6/10
One-Trick Cyclist
12 June 2009
Warning: Spoilers
Several ironies are involved here not least the two irons playing heterosexual lovers, then there's the writer, Daniel Frye, who was really two other people, first Carl Foreman, who wrote the original treatment and Harold Buchman who gave it a buff job and finally there's director Victor Hanbury, in reality Joseph Losey who, like the two writers had been 'blacklisted' in the states and was thus obliged to work under a John Doe.
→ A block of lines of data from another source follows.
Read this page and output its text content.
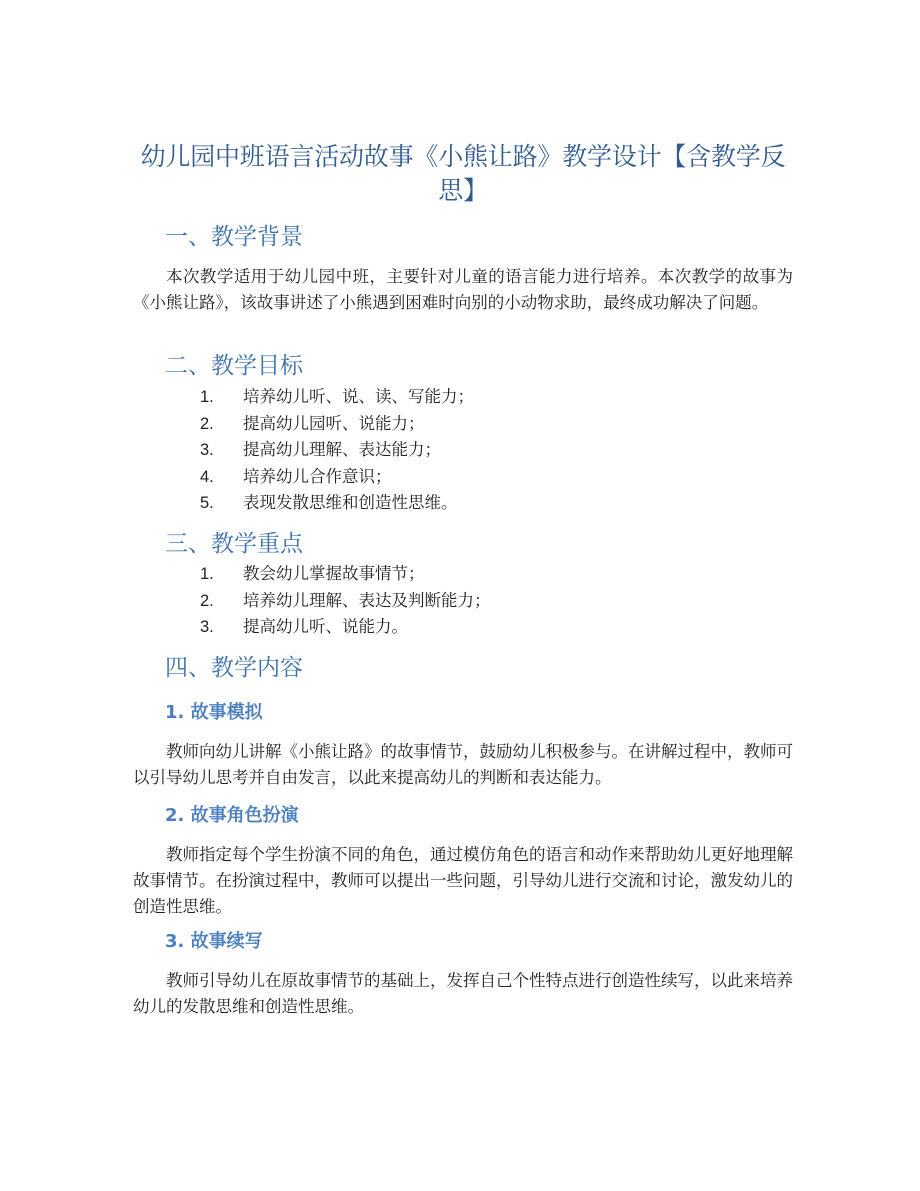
幼儿园中班语言活动故事《小熊让路》教学设计【含教学反思】
一、教学背景
本次教学适用于幼儿园中班，主要针对儿童的语言能力进行培养。本次教学的故事为《小熊让路》，该故事讲述了小熊遇到困难时向别的小动物求助，最终成功解决了问题。
二、教学目标
1. 培养幼儿听、说、读、写能力；
2. 提高幼儿园听、说能力；
3. 提高幼儿理解、表达能力；
4. 培养幼儿合作意识；
5. 表现发散思维和创造性思维。
三、教学重点
1. 教会幼儿掌握故事情节；
2. 培养幼儿理解、表达及判断能力；
3. 提高幼儿听、说能力。
四、教学内容
1. 故事模拟
教师向幼儿讲解《小熊让路》的故事情节，鼓励幼儿积极参与。在讲解过程中，教师可以引导幼儿思考并自由发言，以此来提高幼儿的判断和表达能力。
2. 故事角色扮演
教师指定每个学生扮演不同的角色，通过模仿角色的语言和动作来帮助幼儿更好地理解故事情节。在扮演过程中，教师可以提出一些问题，引导幼儿进行交流和讨论，激发幼儿的创造性思维。
3. 故事续写
教师引导幼儿在原故事情节的基础上，发挥自己个性特点进行创造性续写，以此来培养幼儿的发散思维和创造性思维。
In 1954 average filmgoers in England cared only that a given film provided ninety minutes of divertisment; terms like 'blacklist', 'HUAC', 'Hollywood Ten' 'Unfriendly Witness' and the like were never mentioned in the film magazines of the day; Picturegoer and Picture Show were little more than PR for the studios, a mixture of painless, positive reviews for even the most banal movie and studio-supplied puffs on the private lives of the stars and upcoming films so that the average film-goer would bask in the knowledge that Alexis Smith was firmly married and Dirk Bogarde a babe magnet who implicitly slept with his pick of the Rank Charm School as and when it suited him. The film itself is pure, undiluted tosh that wouldn't stand scrutiny beneath a Toc H light-bulb let alone a strong light but it is watchable even after a half century.